The TREM2 receptor is a transmembrane protein that consists of an extracellular region, a membrane-spanning region, and an intracellular region [30]. Accumulating evidence has revealed the immunosuppression role of TREM2+ TAMs in several cancers [31, 32]. While, in pancreatic ductal adenocarcinoma, TREM2 deficiency promotes tumor progression through the expansion of proinflammatory macrophages and IL-1β–driven pathogenic inflammation [33]. Moreover, the TREM2+ TAMs enrichment was a main trait in hepatocellular carcinoma patients who were resistance to atezolizumab + bevacizumab therapy [34]. However, the sphingolipids bind TREM2 on myeloid cells and elicit antitumor responses in central nervous system cancers [35]. In present research, we found that TREM2 was primarily expressed in TAMs from GC patients and was negatively correlated with GC patients’ prognosis.
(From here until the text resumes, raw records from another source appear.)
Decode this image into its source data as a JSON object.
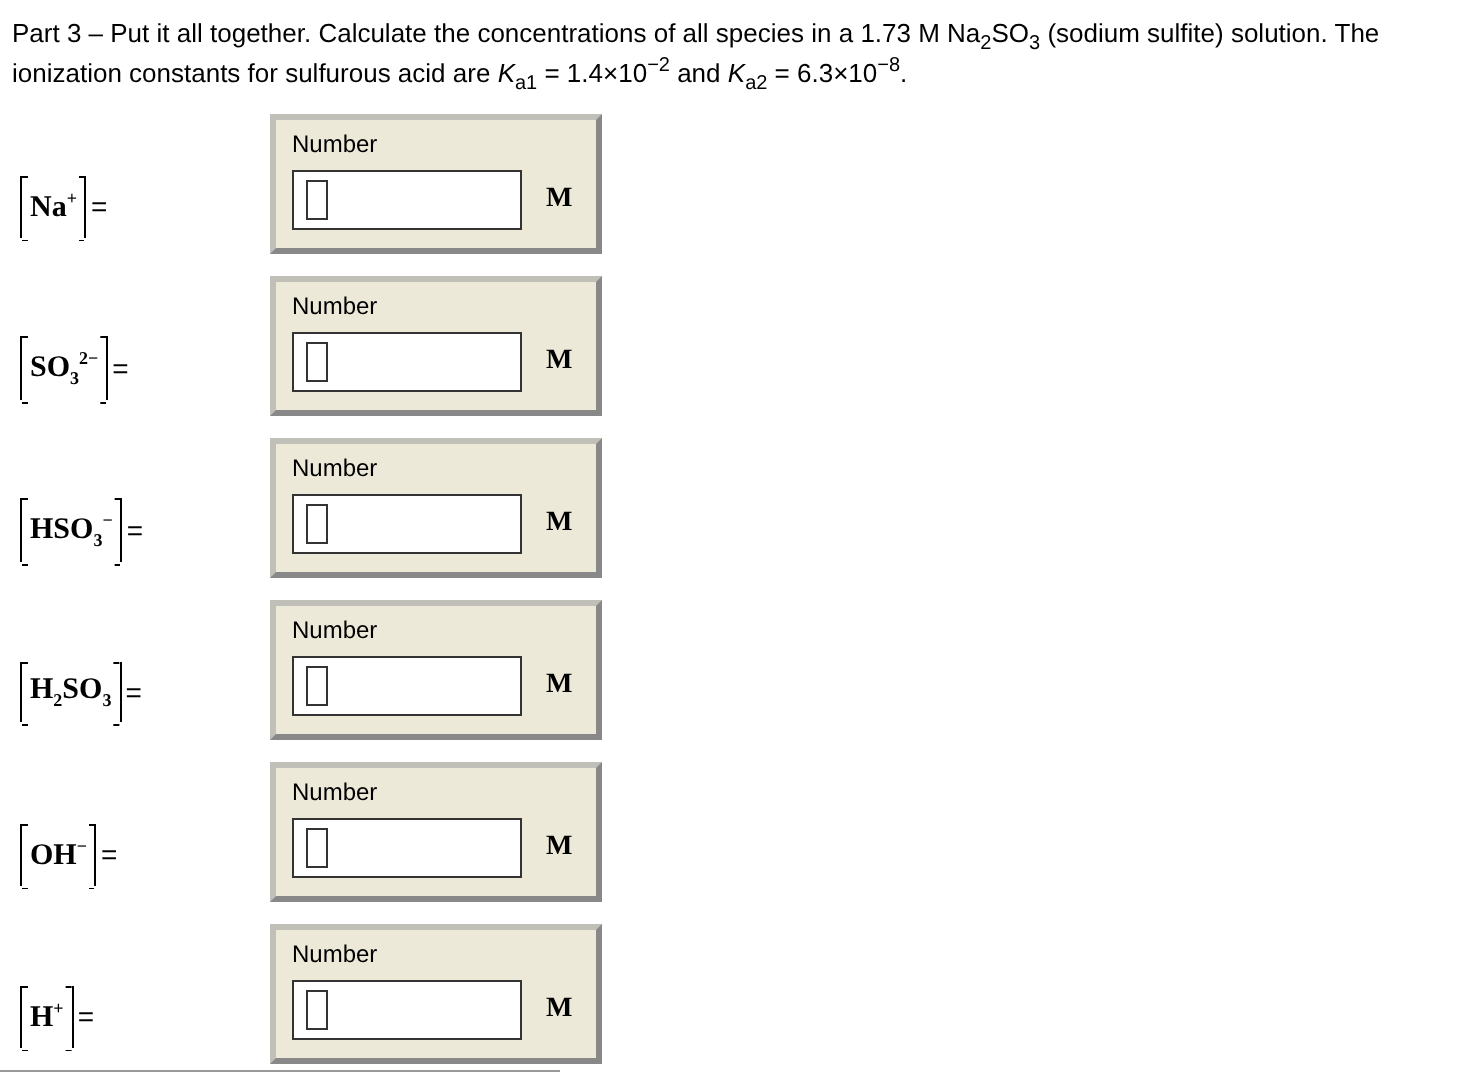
{
  "question": "Part 3 – Put it all together. Calculate the concentrations of all species in a 1.73  M Na$_{2}$SO$_{3}$ (sodium sulfite) solution. The ionization constants for sulfurous acid are *K*$_{a1}$ = 1.4×10$^{−2}$ and *K*$_{a2}$ = 6.3×10$^{−8}$.",
  "answers": [
    {
      "species": "Na$^{+}$",
      "equals": "=",
      "field_label": "Number",
      "unit": "M"
    },
    {
      "species": "SO$_{3}$$^{2−}$",
      "equals": "=",
      "field_label": "Number",
      "unit": "M"
    },
    {
      "species": "HSO$_{3}$$^{−}$",
      "equals": "=",
      "field_label": "Number",
      "unit": "M"
    },
    {
      "species": "H$_{2}$SO$_{3}$",
      "equals": "=",
      "field_label": "Number",
      "unit": "M"
    },
    {
      "species": "OH$^{−}$",
      "equals": "=",
      "field_label": "Number",
      "unit": "M"
    },
    {
      "species": "H$^{+}$",
      "equals": "=",
      "field_label": "Number",
      "unit": "M"
    }
  ]
}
Also, TREM2+ TAMs were identified as pro-tumor cells as they promote GC cell proliferation and migration. Besides, TREM2 leads to macrophages polarizing towards M2 phenotype and paucity of M1-like TAMs, therefore constructing an immunosuppressive TME, as M2-like TAMs expressing anti-inflammatory cytokines and chemokines, which decrease CD8+ T cell activation and enhance Treg recruitment, and contribute to tumor immune evasion [36].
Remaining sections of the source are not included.